Saturday, April 20, 2013


James may love Walt Whitman and his poetry because they share the same last name, or it could be because he knows it annoys his father.  Whatever the reason, James relates almost everything to Whitman's famous lines.  Besides, when he focuses on poetry, he isn't thinking about the other things that make his life suck.

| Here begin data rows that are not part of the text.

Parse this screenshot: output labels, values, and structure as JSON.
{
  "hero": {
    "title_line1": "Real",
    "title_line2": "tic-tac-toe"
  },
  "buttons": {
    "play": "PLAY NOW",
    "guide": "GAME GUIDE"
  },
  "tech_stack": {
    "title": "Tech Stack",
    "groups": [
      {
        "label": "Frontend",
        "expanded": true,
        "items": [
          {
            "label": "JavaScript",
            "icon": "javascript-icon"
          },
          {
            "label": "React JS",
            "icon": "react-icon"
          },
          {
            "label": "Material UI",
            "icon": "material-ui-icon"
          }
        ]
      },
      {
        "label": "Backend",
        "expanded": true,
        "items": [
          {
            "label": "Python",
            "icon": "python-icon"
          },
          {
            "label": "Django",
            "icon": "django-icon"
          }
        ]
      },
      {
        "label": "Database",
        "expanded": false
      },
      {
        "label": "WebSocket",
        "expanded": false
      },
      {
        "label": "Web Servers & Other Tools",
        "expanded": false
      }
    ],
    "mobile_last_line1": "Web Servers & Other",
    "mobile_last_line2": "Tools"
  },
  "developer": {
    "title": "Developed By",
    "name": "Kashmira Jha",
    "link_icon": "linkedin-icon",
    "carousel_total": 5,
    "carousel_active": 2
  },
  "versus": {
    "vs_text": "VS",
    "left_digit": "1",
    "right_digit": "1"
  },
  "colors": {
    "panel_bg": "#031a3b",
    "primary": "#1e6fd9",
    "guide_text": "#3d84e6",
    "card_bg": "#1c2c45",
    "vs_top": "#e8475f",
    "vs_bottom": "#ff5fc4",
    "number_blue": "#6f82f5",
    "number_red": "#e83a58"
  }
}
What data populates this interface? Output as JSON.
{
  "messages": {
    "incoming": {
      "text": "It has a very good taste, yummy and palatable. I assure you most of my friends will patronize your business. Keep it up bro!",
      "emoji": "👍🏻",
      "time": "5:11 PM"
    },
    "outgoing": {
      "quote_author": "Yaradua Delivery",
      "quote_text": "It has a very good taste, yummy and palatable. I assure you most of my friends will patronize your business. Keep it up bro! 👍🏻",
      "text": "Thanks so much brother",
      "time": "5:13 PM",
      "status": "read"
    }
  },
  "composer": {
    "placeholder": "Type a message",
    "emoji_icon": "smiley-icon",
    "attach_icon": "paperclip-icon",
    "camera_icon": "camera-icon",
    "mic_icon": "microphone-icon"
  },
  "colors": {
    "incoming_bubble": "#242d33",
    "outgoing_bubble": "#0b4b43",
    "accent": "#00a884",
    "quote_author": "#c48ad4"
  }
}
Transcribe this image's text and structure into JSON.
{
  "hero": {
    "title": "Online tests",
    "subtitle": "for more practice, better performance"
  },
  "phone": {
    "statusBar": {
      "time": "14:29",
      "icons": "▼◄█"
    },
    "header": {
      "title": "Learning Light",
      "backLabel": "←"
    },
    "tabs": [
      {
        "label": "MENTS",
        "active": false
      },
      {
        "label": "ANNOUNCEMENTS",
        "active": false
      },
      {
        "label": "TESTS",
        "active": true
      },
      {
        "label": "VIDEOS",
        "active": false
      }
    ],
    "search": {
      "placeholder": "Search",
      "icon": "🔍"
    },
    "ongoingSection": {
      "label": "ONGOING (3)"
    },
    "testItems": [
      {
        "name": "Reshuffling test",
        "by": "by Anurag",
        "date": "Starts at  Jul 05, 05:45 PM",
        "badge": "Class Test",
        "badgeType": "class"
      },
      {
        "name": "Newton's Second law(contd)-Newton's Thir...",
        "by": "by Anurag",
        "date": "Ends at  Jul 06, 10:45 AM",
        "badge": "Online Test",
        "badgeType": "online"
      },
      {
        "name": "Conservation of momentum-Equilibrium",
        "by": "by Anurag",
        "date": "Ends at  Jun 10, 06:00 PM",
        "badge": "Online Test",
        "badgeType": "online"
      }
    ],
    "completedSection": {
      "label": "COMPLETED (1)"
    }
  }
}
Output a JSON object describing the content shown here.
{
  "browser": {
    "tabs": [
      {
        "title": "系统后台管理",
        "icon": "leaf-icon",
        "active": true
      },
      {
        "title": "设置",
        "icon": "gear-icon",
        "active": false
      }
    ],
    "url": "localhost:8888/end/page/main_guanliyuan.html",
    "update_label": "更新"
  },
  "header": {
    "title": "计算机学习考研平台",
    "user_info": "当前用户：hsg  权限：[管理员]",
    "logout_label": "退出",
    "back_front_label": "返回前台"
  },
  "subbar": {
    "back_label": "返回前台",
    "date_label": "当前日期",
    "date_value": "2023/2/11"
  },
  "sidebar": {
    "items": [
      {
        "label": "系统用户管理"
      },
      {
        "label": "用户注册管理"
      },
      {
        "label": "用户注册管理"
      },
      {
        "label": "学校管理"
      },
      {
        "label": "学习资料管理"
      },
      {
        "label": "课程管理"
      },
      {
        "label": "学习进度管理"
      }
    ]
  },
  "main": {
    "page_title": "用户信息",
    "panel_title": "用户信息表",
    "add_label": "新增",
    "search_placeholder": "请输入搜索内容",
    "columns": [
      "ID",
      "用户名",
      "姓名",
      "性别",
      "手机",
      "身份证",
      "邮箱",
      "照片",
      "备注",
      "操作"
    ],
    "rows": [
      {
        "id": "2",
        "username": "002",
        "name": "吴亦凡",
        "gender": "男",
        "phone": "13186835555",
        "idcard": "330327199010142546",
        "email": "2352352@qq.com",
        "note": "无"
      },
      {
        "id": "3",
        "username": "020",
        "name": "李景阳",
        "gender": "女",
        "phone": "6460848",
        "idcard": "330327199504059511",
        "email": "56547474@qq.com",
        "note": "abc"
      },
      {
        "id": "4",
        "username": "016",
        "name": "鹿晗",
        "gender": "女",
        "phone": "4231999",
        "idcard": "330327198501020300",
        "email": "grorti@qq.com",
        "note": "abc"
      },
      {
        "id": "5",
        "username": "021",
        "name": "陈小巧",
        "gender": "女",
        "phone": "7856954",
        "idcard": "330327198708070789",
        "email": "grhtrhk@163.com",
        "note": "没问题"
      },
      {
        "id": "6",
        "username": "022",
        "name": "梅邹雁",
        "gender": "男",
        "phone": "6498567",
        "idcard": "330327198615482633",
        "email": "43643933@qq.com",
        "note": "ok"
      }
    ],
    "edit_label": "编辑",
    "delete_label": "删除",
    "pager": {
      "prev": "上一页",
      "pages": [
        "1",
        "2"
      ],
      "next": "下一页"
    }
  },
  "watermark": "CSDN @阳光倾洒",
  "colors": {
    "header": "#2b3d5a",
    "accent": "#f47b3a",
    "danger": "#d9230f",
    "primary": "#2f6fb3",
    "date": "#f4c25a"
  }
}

His sister Jorie was expelled from school supposedly for fighting and sending a girl who used to be her best friend to the hospital.  Another reason given was that Jorie was also guilty of throwing a teacher's laptop in the library.  James misses Jorie and decides to plead her case with the school administration in hopes of reversing her expulsion.  If he is successful, she might be able to walk at graduation, and his parents might agree to allow her to move back into the house.  God, he misses her.  Life at home has become unbearable.

James's sensitive nature has sent him into a deep depression.  To cope with his suicidal feelings, he often confides in an imaginary therapist he refers to as Dr. Bird.  What he isn't comfortable sharing is that Dr. Bird is actually a bird who nods and bobs in response to James's confessions. 

Unfortunately, Dr. Bird is not as effective as in the past so James begins to consult a real therapist recommended by his sister, but paying for the sessions is becoming increasingly difficult without his parents' help.  Without Jorie and without someone to help him deal with his deepening depression, James is afraid he might not be able to hang on.

DR. BIRD'S ADVICE FOR SAD POETS is author Even Roskos's first novel.  Readers will fall in love with James and cheer him on as he fights for his sister and his own personal sanity in a family that just doesn't meet his emotional needs.